Folklore jenseits der Realität

Doch leider wird die Sache immer vertrackter. Zum Beispiel bei den Linken. Dass die BastA gegen die Unternehmenssteuerreform III (USR III) Sturm läuft, obwohl sie mit Heidi Mück einen Platz in der Regierung anstrebt, ist logisch. Schliesslich pflegt man dort noch ganz gerne das Bild der ausbeuterischen Bonzen, die das geknechtete Stadtvolk als Leibeigene betrachten. Das hat etwas Folkloristisches, vor allem, wenn man die Realität betrachtet. Und die Realität ist nun mal, dass es dem Kanton Basel-Stadt und seinen Bewohnerinnen und Bewohnern ohne Life-Science-Giganten (und in deren Umfeld angesiedelte KMU) erheblich weniger gut gehen würde. Natürlich gibt es auch hier soziale Unterschiede und Ungerechtigkeiten. Aber keine, die nur durch eine Revolution behoben werden könnte. Es würde schon reichen, sich in die Stadtentwicklung einzubringen, im Wissen, dass Wohnraum für Gutbetuchte ziemlich direkt auch Wohnraum für weniger Begüterte bedeuten kann – so man politisch will.

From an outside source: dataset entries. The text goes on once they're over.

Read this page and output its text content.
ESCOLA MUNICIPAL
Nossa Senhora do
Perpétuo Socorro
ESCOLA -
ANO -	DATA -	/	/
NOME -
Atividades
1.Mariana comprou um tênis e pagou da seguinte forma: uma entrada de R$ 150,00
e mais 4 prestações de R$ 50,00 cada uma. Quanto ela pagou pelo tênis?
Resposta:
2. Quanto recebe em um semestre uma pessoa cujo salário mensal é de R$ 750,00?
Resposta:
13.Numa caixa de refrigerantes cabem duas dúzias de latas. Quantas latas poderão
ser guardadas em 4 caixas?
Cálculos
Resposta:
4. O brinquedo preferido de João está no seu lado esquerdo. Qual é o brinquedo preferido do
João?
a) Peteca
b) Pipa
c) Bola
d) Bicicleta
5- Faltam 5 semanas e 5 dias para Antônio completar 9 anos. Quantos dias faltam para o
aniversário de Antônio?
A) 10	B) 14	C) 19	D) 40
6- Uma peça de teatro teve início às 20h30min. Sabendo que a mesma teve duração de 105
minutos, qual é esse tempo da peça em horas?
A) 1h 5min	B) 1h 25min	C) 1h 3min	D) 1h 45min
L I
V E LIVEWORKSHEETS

Schwieriger macht es dem Wahlkörper die SP. Einerseits stellt die Partei drei Regierungsmitglieder, deren Leistungsausweis sie durchaus zur Wiederwahl empfiehlt. Andererseits haben die Sozialdemokraten an ihrer Delegiertenversammlung vom Donnerstagabend einstimmig beschlossen, das von der Mutterpartei ergriffene Referendum gegen die USR III aktiv zu unterstützen. Die Ja-Parole im Hinblick auf die Abstimmung ist damit vorweggenommen. Auch wenn alle Beteiligten gute Miene zum bösen Spiel machen, ist klar: Eva Herzog, die «Mutter» der USR III, wurde von ihrer Partei in den Regen gestellt. Selbst wenn nicht von der Hand zu weisen ist, dass die bürgerliche Mehrheit im Bundesparlament ihre Macht weidlich ausgenützt und unnötige Steuergeschenke mit in die Vorlage gepackt hat, sagt die Finanzdirektorin: «Wir können zufrieden sein.» Die SP hingegen befürchtet Steuerausfälle zulasten der Allgemeinheit.

Vereint im Widerspruch

Was fangen die linken Wählerinnen und Wähler mit diesen widersprüchlichen Botschaften an? Halten sie Herzog die Treue, obwohl diese gegen ihre eigene Partei politisiert? Schwenken sie auf Mück um, weil diese wenigstens auf Linie ist? Oder auf die Grüne Elisabeth Ackermann, die mit den Zähnen knirscht, wenn sie Ja sagt? Oder gleich auf GLP-Frau Martina Bernasconi, die für die USR III eintritt? Oder ist ihnen das alles völlig egal, weil es um etwas ganz anderes geht: um das Verhindern einer bürgerlichen Mehrheit im Allgemeinen und von SVP-Vertreter Lorenz Nägelin im Speziellen?

In der Tat wittern die Bürgerlichen Morgenluft. Das Referendum gegen die USR III spielt ihnen in die Hände. Endlich haben sie ein Wahlkampfthema, das erst noch in der heissen Phase für Wirbel sorgen wird. Es entbehrt nicht einer gewissen Ironie, dass sie sich dank der Linken nicht mehr auf so brennende Themen wie fehlende Parkplätze und AAA-Ratings stürzen müssen. Dennoch wird das Viererticket nicht einfach durchmarschieren. Denn auch die bürgerlich-liberalen Wählerinnen und Wähler haben ein Problem: die SVP. Ob Masseneinwanderungsinitiative oder Brexit, Lorenz Nägelin findets gut. Ideell passt das nicht zum Selbstverständnis von Basel als weltoffener Stadt und finanziell nicht zum Wirtschaftsstandort.

Es wäre ein Akt der Vernunft, wenn sich die konstruktiven Kräfte in den nächsten Wochen und Monaten um grösstmögliche Klarheit bemühen. Denn je verworrener die Ausgangslage, desto geringer die Wahlbeteiligung — was tendenziell den Extremen nützt.